PER CURIAM:  Patricia C. Gregory and H. Jackson Gregory appeal a circuit court order denying the return of their earnest money in connection with a failed real estate transaction.  The Gregorys argue they should be insulated from default and allowed to obtain a refund of their earnest money deposit because the contract contained a contingency clause for obtaining financing, and their lender refused funding through no fault of either party.  Thus, the Gregorys contend the circuit court erred in denying the return of their earnest money.  We agree, and now reverse and remand for entry of an order directing the return of the earnest money to the Gregorys.[1] 

The Gregorys entered into a real estate contract with Courtney Lyn Tayloe to purchase a condominium in Myrtle Beach for $89,000.  The contract required an earnest money deposit in the amount of $1,000 to be held in escrow by David E. Martin, the attorney who drafted the purchase contract.  The contract expressly provided "Buyer's obligation under this Contract is contingent on Buyer obtaining financing."  The contract did not contain a forfeiture clause in the event of default. 

"The cardinal rule of contract interpretation is to ascertain and give effect to the intention of the parties."  Chan v. Thompson, 302 S.C. 285, 289, 395 S.E.2d 731, 734 (Ct. App. 1990).  In determining the intention of the parties, the court first looks to the language of the contract.  C.A.N. Enters., Inc. v. S.C. Health and Human Serv. Fin. Comm'n, 296 S.C. 373, 377, 373 S.E.2d 584, 586 (1988).  When the contract language is perfectly plain and capable of legal construction, the language alone determines the contract's full force and effect.  Conner v. Alvarez, 285 S.C. 97, 101, 328 S.E.2d 334, 336 (1985). 

The Gregorys made a good faith effort to obtain financing, but their lender refused funding due to a secondary financing clause in the purchase contract.  Both Tayloe and Martin were aware of the secondary financing clause, especially in light of the fact that Martin drafted the contract of sale.  Indeed, Tayloe and Martin conceded in their brief that failure of a financing contingency would ordinarily excuse the Gregorys from liability under the contract with Tayloe.[2]  Therefore, the contingency clause in this case operates to insulate the Gregorys from all liability.  Compare Storen v.
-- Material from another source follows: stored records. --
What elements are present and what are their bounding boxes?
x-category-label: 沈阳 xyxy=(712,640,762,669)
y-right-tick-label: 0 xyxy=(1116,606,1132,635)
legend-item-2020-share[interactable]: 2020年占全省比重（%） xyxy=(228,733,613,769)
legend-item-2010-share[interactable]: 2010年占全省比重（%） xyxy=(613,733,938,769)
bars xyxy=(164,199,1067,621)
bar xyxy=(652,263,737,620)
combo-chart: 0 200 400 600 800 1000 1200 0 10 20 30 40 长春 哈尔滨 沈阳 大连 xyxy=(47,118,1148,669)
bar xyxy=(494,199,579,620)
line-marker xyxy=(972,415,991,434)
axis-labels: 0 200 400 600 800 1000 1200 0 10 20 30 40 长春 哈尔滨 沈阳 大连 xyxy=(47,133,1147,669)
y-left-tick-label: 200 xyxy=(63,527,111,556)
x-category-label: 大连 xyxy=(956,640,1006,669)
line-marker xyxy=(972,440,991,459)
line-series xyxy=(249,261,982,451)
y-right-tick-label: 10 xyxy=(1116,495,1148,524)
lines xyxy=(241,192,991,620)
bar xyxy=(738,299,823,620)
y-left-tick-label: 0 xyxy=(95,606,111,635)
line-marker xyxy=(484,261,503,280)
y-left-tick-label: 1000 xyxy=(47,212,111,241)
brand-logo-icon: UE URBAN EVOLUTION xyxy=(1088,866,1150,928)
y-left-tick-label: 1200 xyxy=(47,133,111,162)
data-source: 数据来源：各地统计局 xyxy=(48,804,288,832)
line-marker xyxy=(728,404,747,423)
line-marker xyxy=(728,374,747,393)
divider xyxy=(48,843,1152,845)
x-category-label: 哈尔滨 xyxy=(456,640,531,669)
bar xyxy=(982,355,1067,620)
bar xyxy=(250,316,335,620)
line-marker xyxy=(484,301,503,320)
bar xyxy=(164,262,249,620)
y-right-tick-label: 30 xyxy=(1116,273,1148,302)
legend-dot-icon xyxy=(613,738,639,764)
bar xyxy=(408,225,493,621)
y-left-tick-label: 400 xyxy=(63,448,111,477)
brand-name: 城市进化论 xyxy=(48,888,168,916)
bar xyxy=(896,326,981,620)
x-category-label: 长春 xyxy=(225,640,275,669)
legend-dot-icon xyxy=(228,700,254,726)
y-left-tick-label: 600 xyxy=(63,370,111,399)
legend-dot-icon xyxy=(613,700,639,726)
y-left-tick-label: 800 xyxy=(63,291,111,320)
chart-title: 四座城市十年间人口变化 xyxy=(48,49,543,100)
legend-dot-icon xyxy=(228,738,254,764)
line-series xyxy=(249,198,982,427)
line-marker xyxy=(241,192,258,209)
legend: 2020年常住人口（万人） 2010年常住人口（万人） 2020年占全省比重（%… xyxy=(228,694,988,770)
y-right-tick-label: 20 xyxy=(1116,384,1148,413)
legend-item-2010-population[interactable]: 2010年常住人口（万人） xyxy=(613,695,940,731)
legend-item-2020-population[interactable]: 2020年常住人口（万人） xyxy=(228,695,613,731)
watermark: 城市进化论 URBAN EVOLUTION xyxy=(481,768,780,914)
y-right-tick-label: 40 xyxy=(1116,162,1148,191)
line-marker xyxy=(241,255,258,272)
Meadors, 295 S.C. 438, 440, 369 S.E.2d 651, 652 (Ct. App. 1988) (finding a prospective buyer was excused from performance under a real estate purchase contract with a financing contingency clause when the buyer made a good faith effort to obtain financing), with Hamilton v. Harborview Dev. Partners, 293 S.C. 226, 228, 359 S.E.2d 516, 517 (Ct. App. 1987) (holding a prospective buyer was not entitled to a refund of his deposit on a real estate purchase contract when buyer did not make a good faith effort to obtain financing, and when the contract expressly stated sellers could retain the deposit in the event of default).

Finally, even if the Gregorys had defaulted on their contractual obligations, the contract did not contain a provision for automatic forfeiture of the earnest money to the non-defaulting party.  The contract merely provided that "in the event of any controversy or disagreement concerning said earnest money, Escrow Agent shall be entitled to refrain from any and all action until both Buyer and Seller agree in writing to the satisfaction of the Escrow Agent as to the disposition of the earnest money . . . ."  Because there was no forfeiture clause, the Gregorys were entitled to a refund of their earnest money regardless of the reasons why the contract fell through.  See 92A C.J.S. Vendor and Purchaser § 646 ("On the failure of negotiations for a sale of land, the purchaser may recover a deposit made by him or her if there is no provision for forfeiture."). 

Accordingly, the decision of the circuit court is


PIEPER and GEATHERS, JJ., and CURETON, A.J., concur.

[1] We decide this case without oral argument pursuant to Rule 215, SCACR.

[2] Tayloe and Martin submit the Gregorys' current argument is unpreserved for appeal.  We disagree, and find this issue is preserved pursuant to Bartles v. Livingston, 282 S.C. 448, 464, 319 S.E.2d 707, 716 (Ct. App. 1984) ("The standard which guides [an appellate court] is whether, despite the improperly framed exception, the issue sought to be raised is reasonably clear to [the appellate court] and the adverse party.").